Holert und Terkessidis berichten von der Stadt Oujda, im östlichen Marokko, die sich im Frühjahr 2005 zu einem Sammelpunkt für Migrant*innen aus dem südlichen Afrika entwickelt hatte. Schätzungsweise lebten zu der Zeit etwa 500 Menschen auf dem Campus der Universität, der zu ihrem provisorischem Aufenthaltslager geworden war. Die Autoren schreiben, die meisten der Migrierenden hätten eine Schulbildung erhalten, der Grund ihrer Migration sei also nicht zwangsläufig Arbeitslosigkeit gewesen, sondern die Tatsache, dass die Arbeit keine Perspektive böte (Ebd., 30).
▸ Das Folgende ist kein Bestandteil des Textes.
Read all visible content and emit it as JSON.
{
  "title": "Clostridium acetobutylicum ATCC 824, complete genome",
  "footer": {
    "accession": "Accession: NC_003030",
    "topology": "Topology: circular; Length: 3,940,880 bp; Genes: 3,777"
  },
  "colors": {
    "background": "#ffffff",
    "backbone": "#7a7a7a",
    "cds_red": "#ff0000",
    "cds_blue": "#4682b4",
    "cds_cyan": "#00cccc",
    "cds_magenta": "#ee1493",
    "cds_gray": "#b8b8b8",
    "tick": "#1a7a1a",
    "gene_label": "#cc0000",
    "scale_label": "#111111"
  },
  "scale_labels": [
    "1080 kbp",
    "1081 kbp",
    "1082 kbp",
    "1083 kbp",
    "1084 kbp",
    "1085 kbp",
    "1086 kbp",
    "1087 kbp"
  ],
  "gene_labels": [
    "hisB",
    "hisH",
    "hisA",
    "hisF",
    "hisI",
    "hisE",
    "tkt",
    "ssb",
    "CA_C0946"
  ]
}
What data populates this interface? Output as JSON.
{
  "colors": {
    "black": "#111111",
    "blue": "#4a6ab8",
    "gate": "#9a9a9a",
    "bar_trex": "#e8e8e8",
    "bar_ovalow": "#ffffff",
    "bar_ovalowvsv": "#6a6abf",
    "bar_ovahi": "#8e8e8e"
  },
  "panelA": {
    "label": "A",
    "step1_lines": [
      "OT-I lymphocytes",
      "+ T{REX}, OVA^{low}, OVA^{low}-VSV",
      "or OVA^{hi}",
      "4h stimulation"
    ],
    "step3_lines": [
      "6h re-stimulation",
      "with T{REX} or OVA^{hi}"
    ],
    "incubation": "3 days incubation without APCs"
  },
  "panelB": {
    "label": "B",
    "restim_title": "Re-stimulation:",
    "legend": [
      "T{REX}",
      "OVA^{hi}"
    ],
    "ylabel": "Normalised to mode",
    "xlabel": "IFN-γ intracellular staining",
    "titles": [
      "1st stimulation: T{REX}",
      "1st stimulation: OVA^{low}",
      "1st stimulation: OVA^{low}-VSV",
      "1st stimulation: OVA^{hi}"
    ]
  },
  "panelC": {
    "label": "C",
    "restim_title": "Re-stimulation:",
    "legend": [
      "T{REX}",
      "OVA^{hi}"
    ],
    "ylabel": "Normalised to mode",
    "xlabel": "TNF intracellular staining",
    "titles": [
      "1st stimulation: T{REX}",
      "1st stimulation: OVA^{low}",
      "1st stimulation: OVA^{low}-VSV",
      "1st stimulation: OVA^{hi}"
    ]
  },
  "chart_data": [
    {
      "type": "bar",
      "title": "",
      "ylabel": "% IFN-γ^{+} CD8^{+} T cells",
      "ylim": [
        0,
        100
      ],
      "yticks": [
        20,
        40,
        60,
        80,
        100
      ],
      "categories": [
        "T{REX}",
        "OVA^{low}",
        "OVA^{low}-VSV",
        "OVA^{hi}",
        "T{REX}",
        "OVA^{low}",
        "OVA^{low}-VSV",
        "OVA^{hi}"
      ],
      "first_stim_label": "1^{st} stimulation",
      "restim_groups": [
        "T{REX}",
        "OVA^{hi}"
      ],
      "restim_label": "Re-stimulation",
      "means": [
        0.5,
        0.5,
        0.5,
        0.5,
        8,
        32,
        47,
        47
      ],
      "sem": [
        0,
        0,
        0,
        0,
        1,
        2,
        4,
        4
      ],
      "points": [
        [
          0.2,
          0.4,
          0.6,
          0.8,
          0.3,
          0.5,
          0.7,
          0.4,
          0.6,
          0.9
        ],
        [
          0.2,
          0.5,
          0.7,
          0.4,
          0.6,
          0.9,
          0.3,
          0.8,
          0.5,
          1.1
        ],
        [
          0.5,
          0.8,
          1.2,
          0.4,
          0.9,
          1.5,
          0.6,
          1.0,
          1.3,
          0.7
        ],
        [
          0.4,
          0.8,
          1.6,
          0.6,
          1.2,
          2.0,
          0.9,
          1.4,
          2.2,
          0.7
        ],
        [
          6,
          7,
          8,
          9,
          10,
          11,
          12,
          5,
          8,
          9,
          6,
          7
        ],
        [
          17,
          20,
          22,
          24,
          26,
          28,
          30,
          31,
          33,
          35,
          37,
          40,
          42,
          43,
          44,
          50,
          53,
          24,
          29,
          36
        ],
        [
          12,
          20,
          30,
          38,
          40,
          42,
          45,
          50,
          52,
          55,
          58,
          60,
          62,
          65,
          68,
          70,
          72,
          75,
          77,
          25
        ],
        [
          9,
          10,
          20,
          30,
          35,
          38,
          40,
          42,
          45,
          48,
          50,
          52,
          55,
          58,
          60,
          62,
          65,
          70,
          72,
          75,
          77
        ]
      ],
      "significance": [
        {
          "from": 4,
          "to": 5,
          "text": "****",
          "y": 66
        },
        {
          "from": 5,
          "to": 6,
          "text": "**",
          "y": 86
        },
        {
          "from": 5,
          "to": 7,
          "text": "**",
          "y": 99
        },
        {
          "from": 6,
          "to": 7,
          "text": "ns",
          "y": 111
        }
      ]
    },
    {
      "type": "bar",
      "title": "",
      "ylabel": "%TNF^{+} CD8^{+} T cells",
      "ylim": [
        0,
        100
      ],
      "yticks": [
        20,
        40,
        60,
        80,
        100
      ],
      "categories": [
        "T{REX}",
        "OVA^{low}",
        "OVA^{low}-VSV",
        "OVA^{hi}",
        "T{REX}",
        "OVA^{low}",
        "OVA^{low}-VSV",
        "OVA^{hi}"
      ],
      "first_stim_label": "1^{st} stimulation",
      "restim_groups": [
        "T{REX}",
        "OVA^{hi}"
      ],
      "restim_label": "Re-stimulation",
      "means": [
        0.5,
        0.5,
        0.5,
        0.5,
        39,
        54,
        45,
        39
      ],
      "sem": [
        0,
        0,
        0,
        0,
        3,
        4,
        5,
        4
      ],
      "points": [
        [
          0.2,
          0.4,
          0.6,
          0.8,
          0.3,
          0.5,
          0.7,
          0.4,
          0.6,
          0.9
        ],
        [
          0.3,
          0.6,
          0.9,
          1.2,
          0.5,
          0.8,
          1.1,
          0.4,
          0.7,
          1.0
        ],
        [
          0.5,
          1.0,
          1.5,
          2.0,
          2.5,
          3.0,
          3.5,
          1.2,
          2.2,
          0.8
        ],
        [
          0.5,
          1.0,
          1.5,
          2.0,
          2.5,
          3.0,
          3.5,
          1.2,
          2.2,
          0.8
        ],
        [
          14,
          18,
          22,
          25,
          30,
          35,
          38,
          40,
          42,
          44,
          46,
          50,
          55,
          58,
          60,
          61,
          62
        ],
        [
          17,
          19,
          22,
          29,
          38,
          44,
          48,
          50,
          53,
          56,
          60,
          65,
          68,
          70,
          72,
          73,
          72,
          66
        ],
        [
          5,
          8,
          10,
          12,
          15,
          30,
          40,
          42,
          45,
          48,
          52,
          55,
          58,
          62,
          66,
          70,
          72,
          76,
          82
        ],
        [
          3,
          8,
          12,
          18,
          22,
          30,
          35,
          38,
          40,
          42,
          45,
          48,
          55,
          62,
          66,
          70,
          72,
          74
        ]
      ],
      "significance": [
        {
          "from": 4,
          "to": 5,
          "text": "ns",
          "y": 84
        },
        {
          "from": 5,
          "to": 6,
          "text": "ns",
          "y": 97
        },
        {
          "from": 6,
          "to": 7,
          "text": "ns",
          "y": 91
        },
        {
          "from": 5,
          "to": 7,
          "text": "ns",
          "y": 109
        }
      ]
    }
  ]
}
Die Menschen wandern aus eigener Entscheidung aus, um sich selber ein besseres Leben zu ermöglich. Dort in Oujda warteten die Menschen auf eine Gelegenheit, nach Europa zu kommen. Holert und Terkessidis betonen in ihrem Text das Stillstehen und Ausharren der Menschen, welches auch in Hotel Sahara eine große Rolle spielt. Die Autoren fassen die Gründe zusammen, welche für das große Warten verantwortlich sind:

Man wartet darauf, genügend Geld für die Reise zu haben. Man wartet auf ein Visum. Man wartet auf Gelegenheiten. Dann wartet man erneut, wenn man das Pech hat, auf der Reise oder bereits innerhalb von Europa geschnappt zu werden. Man wartet auf die Ausweisung. Oder darauf, irgendwo ‚ausgesetzt’ zu werden. Oft wartet man mit ungewissem Ausgang (Ebd., 47).

In genau dieser Situation befinden sich die Protagonist*innen in Hotel Sahara und davon ausgehend wird im Folgenden Kapitel die filmische Umsetzung des Wartens untersucht.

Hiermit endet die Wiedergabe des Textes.